Trumptactic Structures: A Linguistic Analysis of the Clinton/Trump Town Hall Debate

This blogpost written by: 

Jon Schwoerer,  Hunter College, CUNY


Some notes on the debate ( Town Hall Oct 9 2016)

- Trump's extreme misogyny is really on show here. Whenever Clinton spoke, Trump stood right behind her and/or paced back and forth. However, while Clinton often moved around herself and gestured to the audience when she spoke, Trump mostly stood still whenever he spoke. I wonder why Trump didnt move much WHILE he was speaking. Does this also somehow have anything to do with his sexism, or is it just because he isn’t a fine-tuned politician like Hillary is?

- Reading the debate transcript is very interesting. Clinton's spoken language is carefully scripted and worded. She speaks off the cuff in a way most people would write; in complete, even correctly-punctuated sentences. Trump, on the other hand, throws grammar and sentence structure completely out the window, speaking in mostly sentence fragments. 

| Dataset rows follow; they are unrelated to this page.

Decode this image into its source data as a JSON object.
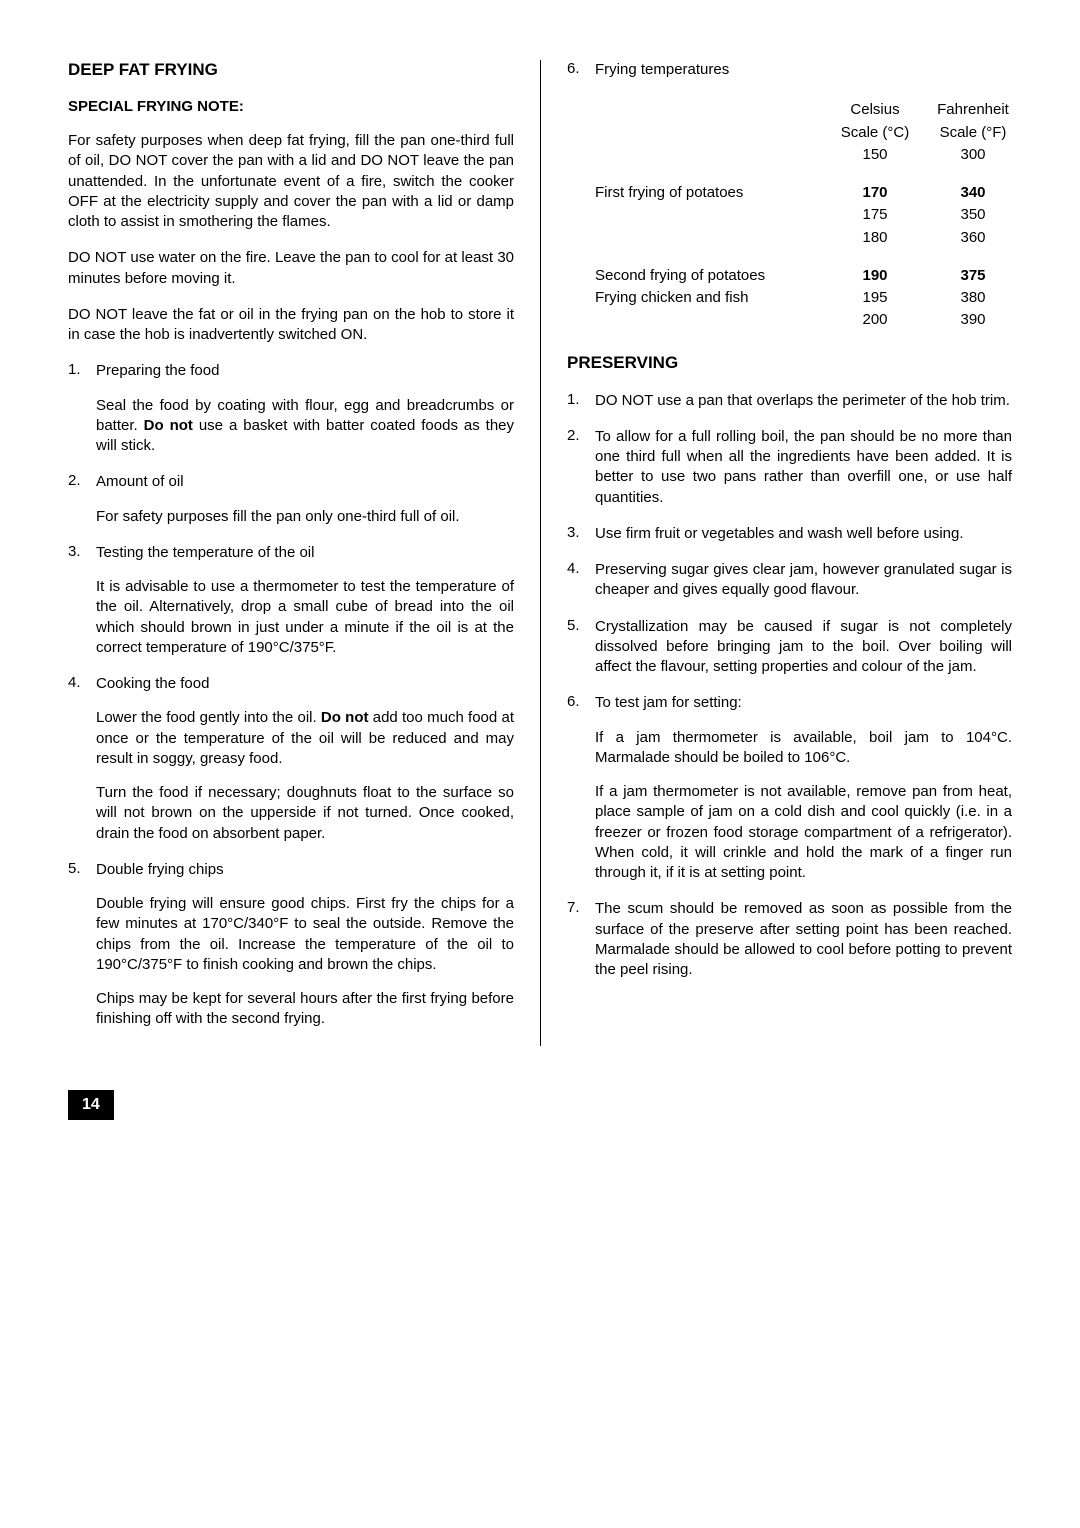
{
  "left": {
    "heading": "DEEP FAT FRYING",
    "subhead": "SPECIAL FRYING NOTE:",
    "p1": "For safety purposes when deep fat frying, fill the pan one-third full of oil, DO NOT cover the pan with a lid and DO NOT leave the pan unattended.  In the unfortunate event of a fire, switch  the cooker OFF at the electricity supply and cover the pan with a lid or damp cloth to assist in smothering the flames.",
    "p2": "DO NOT use water on the fire. Leave the pan to cool for at least 30 minutes before moving it.",
    "p3": "DO NOT leave the fat or oil in the frying pan on the hob to store it in case the hob is inadvertently switched ON.",
    "items": [
      {
        "num": "1.",
        "lead": "Preparing the food",
        "paras": [
          "Seal the food by coating with flour, egg and breadcrumbs or batter. <b>Do not</b> use a basket with batter coated foods as they will stick."
        ]
      },
      {
        "num": "2.",
        "lead": "Amount of oil",
        "paras": [
          "For safety purposes fill the pan only one-third full of oil."
        ]
      },
      {
        "num": "3.",
        "lead": "Testing the temperature of the oil",
        "paras": [
          "It is advisable to use a thermometer to test the temperature of the oil.  Alternatively, drop a small cube of bread into the oil which should brown in just under a minute if the oil is at the correct temperature of 190°C/375°F."
        ]
      },
      {
        "num": "4.",
        "lead": "Cooking the food",
        "paras": [
          "Lower the food gently into the oil.  <b>Do not</b> add too much food at once or the temperature of the oil will be reduced and may result in soggy, greasy food.",
          "Turn the food if necessary; doughnuts float to the surface so will not brown on the upperside if not turned. Once cooked, drain the food on absorbent paper."
        ]
      },
      {
        "num": "5.",
        "lead": "Double frying chips",
        "paras": [
          "Double frying will ensure good chips.  First fry the chips for a few minutes at 170°C/340°F to seal the outside. Remove the chips from the oil. Increase the temperature of the oil to 190°C/375°F to finish cooking and brown the chips.",
          "Chips may be kept for several hours after the first frying before finishing off with the second frying."
        ]
      }
    ]
  },
  "right": {
    "item6": {
      "num": "6.",
      "lead": "Frying temperatures"
    },
    "temps": {
      "header": {
        "c_top": "Celsius",
        "c_mid": "Scale (°C)",
        "c_val": "150",
        "f_top": "Fahrenheit",
        "f_mid": "Scale (°F)",
        "f_val": "300"
      },
      "rows": [
        {
          "label": "First frying of potatoes",
          "c": "170",
          "f": "340",
          "bold": true
        },
        {
          "label": "",
          "c": "175",
          "f": "350",
          "bold": false
        },
        {
          "label": "",
          "c": "180",
          "f": "360",
          "bold": false
        }
      ],
      "rows2": [
        {
          "label": "Second frying of potatoes",
          "c": "190",
          "f": "375",
          "bold": true
        },
        {
          "label": "Frying chicken and fish",
          "c": "195",
          "f": "380",
          "bold": false
        },
        {
          "label": "",
          "c": "200",
          "f": "390",
          "bold": false
        }
      ]
    },
    "heading2": "PRESERVING",
    "items": [
      {
        "num": "1.",
        "paras": [
          "DO NOT use a pan that overlaps the perimeter of the hob trim."
        ]
      },
      {
        "num": "2.",
        "paras": [
          "To allow for a full rolling boil, the pan should be no more than one third full when all the ingredients have been added.  It is better to use two pans rather than overfill one, or use half quantities."
        ]
      },
      {
        "num": "3.",
        "paras": [
          "Use firm fruit or vegetables and wash well before using."
        ]
      },
      {
        "num": "4.",
        "paras": [
          "Preserving sugar gives clear jam, however granulated sugar is cheaper and gives equally good flavour."
        ]
      },
      {
        "num": "5.",
        "paras": [
          "Crystallization may be caused if sugar is not completely dissolved before bringing jam to the boil. Over boiling will affect the flavour, setting properties and colour  of the jam."
        ]
      },
      {
        "num": "6.",
        "lead": "To test jam for setting:",
        "paras": [
          "If a jam thermometer is available, boil jam to 104°C. Marmalade should be boiled to 106°C.",
          "If a jam thermometer is not available, remove pan from heat, place sample of jam on a cold dish and cool quickly (i.e. in a freezer or frozen food storage compartment of a refrigerator). When cold, it will crinkle and hold the mark of a finger run through it, if it is at setting point."
        ]
      },
      {
        "num": "7.",
        "paras": [
          "The scum should be removed as soon as possible from the surface of the preserve after setting point has been reached. Marmalade should be allowed to cool before potting to prevent the peel rising."
        ]
      }
    ]
  },
  "pageNumber": "14"
}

- Trump's language is also much more colorful than Clinton's. Despite Trump's limitations as a public speaker, Trump uses lots of descriptive language and imagery in his speech -  "ISIS chopping off heads," "drowning people in steel cages" etc. He likes similes - "like medieval times,” etc. He calls Hillary "the devil" ("Bernie made a deal with the devil."). He likes using sarcasm, mockingly "complimenting" her on her record as Secretary of State. He uses lots of gossip and storytelling, even though he is terrible at telling stories. Clinton's language, on the other hand, is very dry and policy-oriented. 

Much of Trump's success lies in his descriptive language. Trump uses copious amounts of metaphors, imagery, etc. in order to paint a VISUAL picture of a world in chaos; a picture people can relate to. However, Trumps paints this picture using extremely base and simple language - language that everyone can understand - while simultaneously appealing to people's direct economic concerns instead of speaking in vague platitudes. This combination allows to Trump to appeal to people on an emotional level rather than a policy or even ideological level; people think Trump is a no-bullshit kind of guy who knows what's wrong and can fix things. It's genius.

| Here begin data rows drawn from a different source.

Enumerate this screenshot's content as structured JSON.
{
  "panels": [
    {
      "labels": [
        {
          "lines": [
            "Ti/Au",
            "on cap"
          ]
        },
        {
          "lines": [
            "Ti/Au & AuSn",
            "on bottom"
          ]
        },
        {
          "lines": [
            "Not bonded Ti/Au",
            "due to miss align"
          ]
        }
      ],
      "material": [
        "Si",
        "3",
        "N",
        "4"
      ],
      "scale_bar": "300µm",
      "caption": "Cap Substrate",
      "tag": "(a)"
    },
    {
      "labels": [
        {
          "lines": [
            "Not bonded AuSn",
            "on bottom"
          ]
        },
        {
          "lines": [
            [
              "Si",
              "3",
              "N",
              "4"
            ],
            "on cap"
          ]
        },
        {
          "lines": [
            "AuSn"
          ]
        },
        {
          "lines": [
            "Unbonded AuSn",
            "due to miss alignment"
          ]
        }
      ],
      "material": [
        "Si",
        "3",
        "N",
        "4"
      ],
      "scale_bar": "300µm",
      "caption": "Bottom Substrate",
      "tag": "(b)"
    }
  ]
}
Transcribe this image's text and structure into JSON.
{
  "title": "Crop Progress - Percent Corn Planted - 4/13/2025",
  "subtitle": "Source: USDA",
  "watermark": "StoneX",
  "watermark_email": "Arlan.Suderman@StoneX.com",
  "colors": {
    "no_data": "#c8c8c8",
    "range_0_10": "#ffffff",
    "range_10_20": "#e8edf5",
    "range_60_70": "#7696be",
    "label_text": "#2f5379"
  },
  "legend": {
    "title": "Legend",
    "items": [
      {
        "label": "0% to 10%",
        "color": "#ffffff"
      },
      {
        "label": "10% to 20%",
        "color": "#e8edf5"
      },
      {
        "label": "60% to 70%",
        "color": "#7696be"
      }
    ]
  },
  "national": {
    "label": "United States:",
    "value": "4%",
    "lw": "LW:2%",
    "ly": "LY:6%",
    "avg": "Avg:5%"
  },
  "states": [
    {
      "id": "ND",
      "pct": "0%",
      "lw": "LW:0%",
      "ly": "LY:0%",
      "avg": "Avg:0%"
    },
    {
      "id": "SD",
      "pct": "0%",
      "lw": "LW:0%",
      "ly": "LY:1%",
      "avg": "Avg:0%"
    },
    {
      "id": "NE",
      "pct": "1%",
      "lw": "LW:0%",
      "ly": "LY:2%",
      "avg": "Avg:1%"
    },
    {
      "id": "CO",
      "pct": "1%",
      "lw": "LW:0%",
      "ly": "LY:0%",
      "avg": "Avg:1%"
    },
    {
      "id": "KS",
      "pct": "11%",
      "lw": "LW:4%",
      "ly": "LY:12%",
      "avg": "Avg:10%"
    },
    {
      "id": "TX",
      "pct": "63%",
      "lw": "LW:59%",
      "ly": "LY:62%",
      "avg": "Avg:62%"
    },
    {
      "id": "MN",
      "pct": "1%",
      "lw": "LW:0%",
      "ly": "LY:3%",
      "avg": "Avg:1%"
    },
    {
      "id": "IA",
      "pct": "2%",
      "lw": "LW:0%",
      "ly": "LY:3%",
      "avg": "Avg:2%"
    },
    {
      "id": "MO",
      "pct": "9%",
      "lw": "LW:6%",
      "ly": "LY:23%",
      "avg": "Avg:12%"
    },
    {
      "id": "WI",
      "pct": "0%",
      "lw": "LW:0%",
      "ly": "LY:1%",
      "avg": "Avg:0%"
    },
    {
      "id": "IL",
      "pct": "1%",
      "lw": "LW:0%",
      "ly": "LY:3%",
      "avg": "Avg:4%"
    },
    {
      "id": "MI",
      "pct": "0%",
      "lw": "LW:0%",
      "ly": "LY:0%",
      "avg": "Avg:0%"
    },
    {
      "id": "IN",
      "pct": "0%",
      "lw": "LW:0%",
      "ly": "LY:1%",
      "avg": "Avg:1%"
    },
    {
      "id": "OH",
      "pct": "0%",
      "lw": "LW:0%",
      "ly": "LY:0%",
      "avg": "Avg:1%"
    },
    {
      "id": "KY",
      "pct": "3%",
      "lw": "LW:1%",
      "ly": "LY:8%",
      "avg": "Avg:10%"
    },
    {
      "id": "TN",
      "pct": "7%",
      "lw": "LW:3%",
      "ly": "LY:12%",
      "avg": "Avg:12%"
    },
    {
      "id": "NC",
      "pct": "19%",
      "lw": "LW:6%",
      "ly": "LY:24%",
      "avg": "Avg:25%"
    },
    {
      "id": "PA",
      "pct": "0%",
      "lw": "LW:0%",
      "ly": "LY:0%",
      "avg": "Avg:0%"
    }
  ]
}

- Trump had a VERY LOW bar set for him in the debate in light of the leak of the tapes. Trump surpassed said bar in the debate. Clinton had an unfairly high bar set for her (she's female, considered to be "establishment," other reasons) and I don't think she passed that bar in the debate. Trump's debate performance didn't lose him any support, and even perhaps gained him a couple votes. I do think the leak of the tapes BY ITSELF (and more damaging tapes maybe being leaked in the future) did hurt Trump's standing among some, but not enough to knock him out of the race. I still think Trump will win. Upstate New York is completely Trump territory. I was visiting a friend in Kerhonkson a week ago (pretty rural) and EVERY SINGLE SIGN on almost EVERY SINGLE HOUSE WAS TRUMP. Most of the country is like that, if not worse. People in New York City are very isolated from goes on in the rest of America.